By Caroline White | April 20, 2021
The past twelve months have shown us that history-making events aren’t as uncommon as we may have previously thought. An unprecedented ice storm in Texas caused hundreds of billions of dollars in physical damage and economic losses. The Suez Canal blockage by the Ever Given cargo ship led to weeks of shipping delays around the world. And it goes without saying that the COVID-19 pandemic brought on international economic stress. Events like these have massive implications in today’s world of increasing supply chain globalization. It’s not a stretch to envision a supply chain that includes raw materials from Brazil that are processed in China and finally shipped to a consumer in the United States. This level of complexity allows companies to get the best rates possible for producing their goods, but it also introduces additional points of failure. A trade restriction in Brazil or factory fire in China can spell delays or stockouts for the American customer. With large scale disruptions seemingly on the rise, our supply chains need to be robust to the unexpected.
There are two main types of disruption you should expect in a globalized supply chain: supply disruption and demand disruption. Supply disruption occurs when a player upstream from your business fails to deliver raw or intermediate materials that are used in your production process. Demand disruption occurs when a player (or a consumer) downstream from your business experiences a spike or decline in demand for a good or service your business provides. How do we prepare for and mitigate these events?
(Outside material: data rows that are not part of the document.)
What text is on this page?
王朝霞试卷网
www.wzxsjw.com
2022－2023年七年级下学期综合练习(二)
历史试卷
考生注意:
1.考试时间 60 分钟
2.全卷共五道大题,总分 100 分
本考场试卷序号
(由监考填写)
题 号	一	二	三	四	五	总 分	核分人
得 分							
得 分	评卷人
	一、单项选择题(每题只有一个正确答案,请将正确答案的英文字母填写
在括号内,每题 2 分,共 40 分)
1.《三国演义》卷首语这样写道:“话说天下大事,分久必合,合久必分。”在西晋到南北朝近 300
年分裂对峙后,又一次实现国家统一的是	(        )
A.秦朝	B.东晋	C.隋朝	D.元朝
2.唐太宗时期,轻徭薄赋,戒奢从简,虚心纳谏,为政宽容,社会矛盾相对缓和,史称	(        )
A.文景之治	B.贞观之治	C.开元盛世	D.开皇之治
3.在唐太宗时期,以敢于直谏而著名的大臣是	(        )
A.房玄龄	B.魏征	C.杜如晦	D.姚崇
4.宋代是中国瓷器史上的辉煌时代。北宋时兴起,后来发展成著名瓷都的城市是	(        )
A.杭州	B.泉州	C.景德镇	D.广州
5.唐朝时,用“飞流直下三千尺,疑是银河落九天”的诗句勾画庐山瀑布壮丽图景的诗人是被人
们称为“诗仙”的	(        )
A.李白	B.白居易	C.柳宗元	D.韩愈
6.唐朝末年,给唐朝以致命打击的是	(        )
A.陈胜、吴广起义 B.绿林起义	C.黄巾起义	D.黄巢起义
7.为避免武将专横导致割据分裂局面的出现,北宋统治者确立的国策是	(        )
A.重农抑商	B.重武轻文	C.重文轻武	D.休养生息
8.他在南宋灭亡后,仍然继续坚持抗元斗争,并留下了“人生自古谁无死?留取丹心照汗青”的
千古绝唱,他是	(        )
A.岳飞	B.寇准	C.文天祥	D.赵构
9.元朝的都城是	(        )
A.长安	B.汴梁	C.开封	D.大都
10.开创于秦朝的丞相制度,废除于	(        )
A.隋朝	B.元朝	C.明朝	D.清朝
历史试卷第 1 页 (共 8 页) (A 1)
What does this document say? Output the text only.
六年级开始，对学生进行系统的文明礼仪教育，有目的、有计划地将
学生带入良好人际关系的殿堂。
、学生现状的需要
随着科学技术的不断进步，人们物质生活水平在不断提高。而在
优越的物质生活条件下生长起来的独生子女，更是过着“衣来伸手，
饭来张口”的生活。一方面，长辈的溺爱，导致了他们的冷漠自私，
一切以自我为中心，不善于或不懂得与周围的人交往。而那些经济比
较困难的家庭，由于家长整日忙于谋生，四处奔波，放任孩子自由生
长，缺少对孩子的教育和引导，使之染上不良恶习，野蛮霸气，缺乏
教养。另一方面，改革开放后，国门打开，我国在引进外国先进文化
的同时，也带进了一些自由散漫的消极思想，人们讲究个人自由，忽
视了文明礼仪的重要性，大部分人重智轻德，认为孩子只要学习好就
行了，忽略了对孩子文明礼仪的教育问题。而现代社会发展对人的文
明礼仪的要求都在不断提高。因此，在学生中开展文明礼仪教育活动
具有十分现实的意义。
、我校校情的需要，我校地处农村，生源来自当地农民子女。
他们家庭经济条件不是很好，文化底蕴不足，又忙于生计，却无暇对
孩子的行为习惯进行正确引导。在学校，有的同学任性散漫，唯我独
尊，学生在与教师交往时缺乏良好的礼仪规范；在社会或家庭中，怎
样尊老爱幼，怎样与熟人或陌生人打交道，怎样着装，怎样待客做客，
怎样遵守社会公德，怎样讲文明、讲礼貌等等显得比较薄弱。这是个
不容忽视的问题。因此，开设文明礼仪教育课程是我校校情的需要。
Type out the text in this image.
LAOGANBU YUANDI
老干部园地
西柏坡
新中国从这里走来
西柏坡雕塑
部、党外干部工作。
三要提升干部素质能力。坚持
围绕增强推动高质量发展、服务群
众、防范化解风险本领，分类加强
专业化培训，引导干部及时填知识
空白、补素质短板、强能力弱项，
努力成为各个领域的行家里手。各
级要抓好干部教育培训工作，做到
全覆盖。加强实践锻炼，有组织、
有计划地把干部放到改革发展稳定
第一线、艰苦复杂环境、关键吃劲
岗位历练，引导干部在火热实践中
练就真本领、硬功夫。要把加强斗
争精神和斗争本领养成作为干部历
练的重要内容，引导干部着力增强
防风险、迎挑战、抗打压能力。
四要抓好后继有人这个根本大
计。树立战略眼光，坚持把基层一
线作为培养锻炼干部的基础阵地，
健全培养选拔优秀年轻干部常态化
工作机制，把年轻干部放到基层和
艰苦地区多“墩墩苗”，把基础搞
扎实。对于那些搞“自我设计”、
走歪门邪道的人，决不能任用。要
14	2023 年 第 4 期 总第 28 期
Increasing visibility into supply chain processes upstream and downstream from your business is key to managing disruption. Experts recommend moving from a transactional business engagement with suppliers to a more collaborative approach. Engaging with them to learn the risks to their business, understanding their forecasting techniques, and being notified about interruptions in advance will help reduce variability on your supply side. Moving away from simply placing and receiving purchase orders to open collaboration between you and your suppliers is the first step. A study from Deloitte found that organizations that are engaged with their suppliers are 38% more likely to find cost savings because of the communication. A similar approach should be applied to your demand side. Working with downstream players will help you prepare your operations for large changes in demand. These open lines of communication can help you and your business partners avoid the bullwhip effect when disaster strikes.
Maintaining this type of communication can be streamlined with modern software. Application Programming Interfaces (APIs) appear to be the technology that will replace the aging Electronic Data Interchange (EDI) as the method for B2B communication. The goal of these two technologies is the same: allow data to flow automatically between businesses. Setting up these lines of communication is essential to predicting disruptions. Additionally, having an up-to-date WMS will allow you to have total visibility into your distribution operations. Beyond implementing software, other strategies like collaborative forecasting and replenishment will improve collaboration. The more insight you have into your business partners’ operations, the more resilient the overall supply chain will be.
The next step towards resilience should be revaluating your reliance on just-in-time and lean methodologies. These two strategies have been hot topics in the past few years, and for good reason too. They can potentially minimize warehousing costs and reduce lead times. However, you need to consider if your operations are robust enough to continue when a supplier experiences a disruption. Finding the balance between staying lean and holding adequate safety stock will set you apart from your competitors during a global shock.
Predicting upheaval in the supply chain is nearly impossible but preparing for variability is not. Defending your operations against variability and gaining visibility to the risks of your business partners will be essential in the future of the globalized supply chain.